When Dawn participated in a focus group for the development of this Family
Justice Center, she immediately understood it as a place for “victims to get the help
they need, when they need it.” Just as important, Dawn said that this Center would
be a place for “victims to feel safe and navigate things with people who
understand.”

This Center was built by people who understand…people like Dawn and many
others with stories like hers. Dawn is here to help inaugurate the center she wished
was here during her moment of need. And she’s making sure that others are not
neglected. The Legal Advocates for Abused Women, which will now serve victims
as part of the Family Justice Center, helped Dawn with court proceedings and legal
paperwork. Today, she serves on the board of this important group.

Dawn, thank you for inspiring America’s armies of compassion to help others in our
communities. It is that spirit of service that brought so many partners together to
form this Family Justice Center – and others like it in communities across the
country.

When President Bush announced a $20 million initiative to create Family Justice
Centers in fifteen communities, he expected that it would begin a “national
movement” of compassion for victims of domestic violence. As you’ve heard, the
formula was simple: open a full-service center and stop the run-around. As the
President said, “There’s a better way to do this.”

But many of you here today know that executing that formula is not always easy. It
takes time. It takes commitment. And it takes a singular focus on a common goal.
The creation of this Family Justice Center required new partners to overcome old
turf battles. It required professionals with narrowly focused skills to blend their
expertise into a broad coalition of compassion.

The list of agencies and organizations participating in this center shows that you’ve
been successful here in St. Louis. You’ve created communal turf…so everyone can
battle together for what matters most – the health, safety, and support of domestic
violence victims.

We’re doing our part to try to reduce the number of victims and hold offenders
accountable. In addition to the efforts of local prosecutors, the United States
Attorney’s Office aggressively pursues federal prosecutions for these kinds of
crimes. If we can prevent women and families from ever needing the services of
this center in the first place, we’ll be doing our job as well.
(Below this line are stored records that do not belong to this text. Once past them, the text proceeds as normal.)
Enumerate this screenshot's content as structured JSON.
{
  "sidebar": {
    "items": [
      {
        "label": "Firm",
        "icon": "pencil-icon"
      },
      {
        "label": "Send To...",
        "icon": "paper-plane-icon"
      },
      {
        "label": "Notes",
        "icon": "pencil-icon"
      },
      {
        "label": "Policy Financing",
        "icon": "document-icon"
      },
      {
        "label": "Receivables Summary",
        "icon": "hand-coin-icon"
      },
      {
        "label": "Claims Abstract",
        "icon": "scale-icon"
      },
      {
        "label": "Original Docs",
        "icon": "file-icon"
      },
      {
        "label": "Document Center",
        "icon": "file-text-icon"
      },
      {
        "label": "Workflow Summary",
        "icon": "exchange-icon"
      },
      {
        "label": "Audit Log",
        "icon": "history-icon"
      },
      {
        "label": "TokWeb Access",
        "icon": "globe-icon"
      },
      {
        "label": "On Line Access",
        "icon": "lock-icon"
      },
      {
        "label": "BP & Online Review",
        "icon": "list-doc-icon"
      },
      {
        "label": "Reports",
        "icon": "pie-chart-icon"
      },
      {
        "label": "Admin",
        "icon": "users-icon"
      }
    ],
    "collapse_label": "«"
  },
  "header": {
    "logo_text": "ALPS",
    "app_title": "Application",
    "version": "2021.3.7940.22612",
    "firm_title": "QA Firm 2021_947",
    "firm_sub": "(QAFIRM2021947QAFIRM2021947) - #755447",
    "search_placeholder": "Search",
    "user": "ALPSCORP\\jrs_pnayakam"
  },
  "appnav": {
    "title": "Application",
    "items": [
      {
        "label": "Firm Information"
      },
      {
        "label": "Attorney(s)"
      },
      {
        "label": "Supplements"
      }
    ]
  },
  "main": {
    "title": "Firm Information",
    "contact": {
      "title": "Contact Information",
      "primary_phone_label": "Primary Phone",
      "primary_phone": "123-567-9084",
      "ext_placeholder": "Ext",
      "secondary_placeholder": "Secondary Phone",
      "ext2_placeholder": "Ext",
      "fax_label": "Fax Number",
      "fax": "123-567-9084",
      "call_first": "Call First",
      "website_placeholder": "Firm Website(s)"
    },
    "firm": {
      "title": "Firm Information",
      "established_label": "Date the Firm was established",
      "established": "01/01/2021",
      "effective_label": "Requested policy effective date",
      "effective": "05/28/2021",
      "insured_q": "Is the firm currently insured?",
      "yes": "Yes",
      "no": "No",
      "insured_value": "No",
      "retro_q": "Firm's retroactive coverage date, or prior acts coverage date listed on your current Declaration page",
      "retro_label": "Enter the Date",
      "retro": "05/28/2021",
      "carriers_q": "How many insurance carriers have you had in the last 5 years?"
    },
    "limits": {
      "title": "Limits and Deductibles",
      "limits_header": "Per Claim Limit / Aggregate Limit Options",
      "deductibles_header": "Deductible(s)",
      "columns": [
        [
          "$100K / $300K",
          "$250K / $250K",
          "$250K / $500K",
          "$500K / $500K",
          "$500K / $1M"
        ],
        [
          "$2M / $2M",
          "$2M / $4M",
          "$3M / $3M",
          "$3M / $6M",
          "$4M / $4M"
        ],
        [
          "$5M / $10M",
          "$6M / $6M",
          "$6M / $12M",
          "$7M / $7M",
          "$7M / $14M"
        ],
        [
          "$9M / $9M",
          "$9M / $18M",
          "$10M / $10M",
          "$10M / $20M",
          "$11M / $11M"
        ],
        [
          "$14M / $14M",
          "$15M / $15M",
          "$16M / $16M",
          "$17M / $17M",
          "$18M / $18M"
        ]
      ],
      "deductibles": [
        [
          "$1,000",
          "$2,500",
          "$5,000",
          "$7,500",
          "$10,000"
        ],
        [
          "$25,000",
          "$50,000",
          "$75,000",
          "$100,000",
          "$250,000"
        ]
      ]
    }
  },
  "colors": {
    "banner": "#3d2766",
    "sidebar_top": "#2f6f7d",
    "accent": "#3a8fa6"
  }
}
But as long as there is a need, it is important that you stay together as this Center
becomes a vital part of the community. Many victims will come to rely on the
services and support they find here at the Family Justice Center, and I urge the
community of St. Louis – both the public and private sectors – to continue to
embrace this Center in the future.

So far, five Family Justice Centers like this one have opened their doors – this is the
sixth – and are currently serving victims from New York to Oakland to my home
town of San Antonio. And nine more are scheduled to open as part of President
Bush’s initiative. We hope that these centers will serve as models for other
communities to duplicate across the country.

***

When President Bush announced the funding for the Family Justice Center Initiative
at the White House, he lamented that victims of domestic violence “too often suffer
in secret and in silence.” Victims face so many challenges: legal obstacles,
emotional scars, practical difficulties such as child care, shelter, and transportation,
and plenty of pain.

Dawn Hutchcraft has taught us that we cannot leave victims to make it through a
confusing and overwhelming process on their own. And no one agency or
corporation, no single group or organization can get the job done alone either. This
Family Justice Center is built on partnerships and teamwork, common goals and
uncommon compassion.

Together, you’re sending victims and important message – they aren’t on their own.
Thank you for helping to ensure that no victim will feel alone in St. Louis.